Story by Masumi Kaneda. Art by Ban Magami. From Viz Media and Hasbro.

For the first time ever, the Japanese manga featuring the 1980s favorite transforming robots has been translated and brought over to American soil.

As a child of the 80s I grew up watching Transformers and having a couple of them. It was never my number one or two franchise but I enjoyed it as part of my syndicated after school block of cartoons. The older I got the more I saw how complicated the line was and became. There are seasons of the show that were never brought over to America. Headmasters seems to be where the big split comes, but those showed up as toys and comics. Then there were Beast Wars and Generation 2 and I don’t know what is going on anymore. The Marvel comic had a different timeline from the cartoons. Then this manga has it’s own chronology.

I made a mental call years ago for some franchises, and Transformers falls under this as well. As long as I understand the basic premise everything else is extra for me to enjoy or ignore as it’s own story and not part of one grand unified tale. Adam West Batman has nothing to do with Christian Bale Batman and neither has nothing to do with the animated series which has nothing to do with the comic. As long as every version is still true to what Batman is, I enjoy them as their own works and don’t worry about how or if they tie into each other. So this Transformers comic is just the works here. Autobots vs Decepticons. Some humans help sometimes. Eventually we go back to their home planet of Cybertron.

And it’s still complicated.

The art is incredible. That is true for many mangas but especially so here. The detail on every car, truck, plane, tank, or whatever else that then transforms into a humanoid robot is astounding. Even later vehicle forms on Cybertron, which aren’t based on Earth vehicles, look real.

Those later forms are an issue though. Where did all of these new Transformers come from? I mean the simple answer is, these are the new toys. But within the story line where were they? I guess some were still on Cybertron and others were on missions elsewhere in the galaxy. But by shoehorning new characters into what is already established it muddies up everything.

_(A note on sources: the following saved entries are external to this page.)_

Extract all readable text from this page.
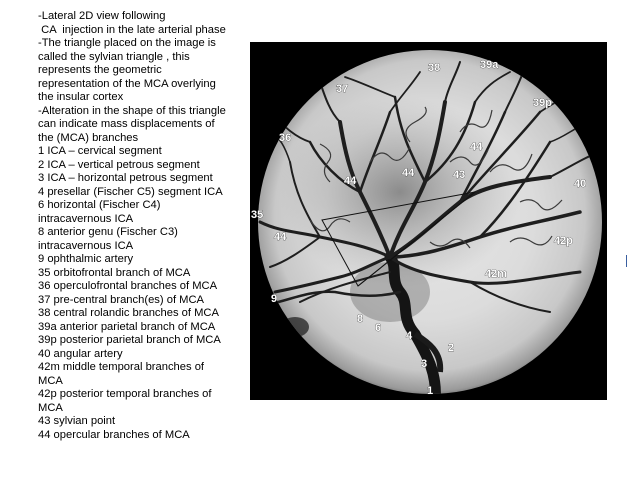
-Lateral 2D view following
CA  injection in the late arterial phase
-The triangle placed on the image is
called the sylvian triangle , this
represents the geometric
representation of the MCA overlying
the insular cortex
-Alteration in the shape of this triangle
can indicate mass displacements of
the (MCA) branches
1 ICA – cervical segment
2 ICA – vertical petrous segment
3 ICA – horizontal petrous segment
4 presellar (Fischer C5) segment ICA
6 horizontal (Fischer C4)
intracavernous ICA
8 anterior genu (Fischer C3)
intracavernous ICA
9 ophthalmic artery
35 orbitofrontal branch of MCA
36 operculofrontal branches of MCA
37 pre-central branch(es) of MCA
38 central rolandic branches of MCA
39a anterior parietal branch of MCA
39p posterior parietal branch of MCA
40 angular artery
42m middle temporal branches of
MCA
42p posterior temporal branches of
MCA
43 sylvian point
44 opercular branches of MCA
38	39a
37
39p
36
44
44
44	43
40
35
44	42p
42m
9
8
6
4
2
3
1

The Transformers had to leave Cybertron to find more energy, then crashed on Earth and were in stasis for millions of years. But Cybertron is still there? How are you about to run out of energy but millions of years later have the same problem? By that time you’ve either solved the problem or you’re dead. How did all of the female characters go off on other adventures instead of landing on Earth? At least other 80s cartoons added new characters in ways that made sense. GI Joe had new recruits. Thundercats had three missing cats on another ship that was thrown off course. These new Transformers were just off camera.

All that said, I don’t think this volume contains everything in order. This feels more like highlights from a larger work. To go from Bumblebee to Ultra Magnus to Rodimus Prime, Predaking, the Quintessons, and more. Optimus Prime zombie. Starscream’s ghost. Unicron. This book is 280 pages and that is not enough space to tell this entire Transformers mythos in text let alone comic.

The black and white format also shows the need for color in Transformers. Hear that, Michael Bay? Thundercracker, Starscream, and SKywarp look exactly alike other than color differences. The art is easier to follow than the aforementioned Bay movies are, but I still need some more colors and details.

All of that out of the way, I still had a blast reading this. This first volume gives so much to intrigue and it’s maddening there’s not more. I would love to read the entire Transformers story in order and in English. A very simple start that got crazier for the animate movie and then grew even bigger. If this is more like volume zero, or a preview, I can be in for a series telling all of these stories in order. But if every volume is just going to be a highlight reel from other stories I’ll pass in favor of those other stories in their entirety.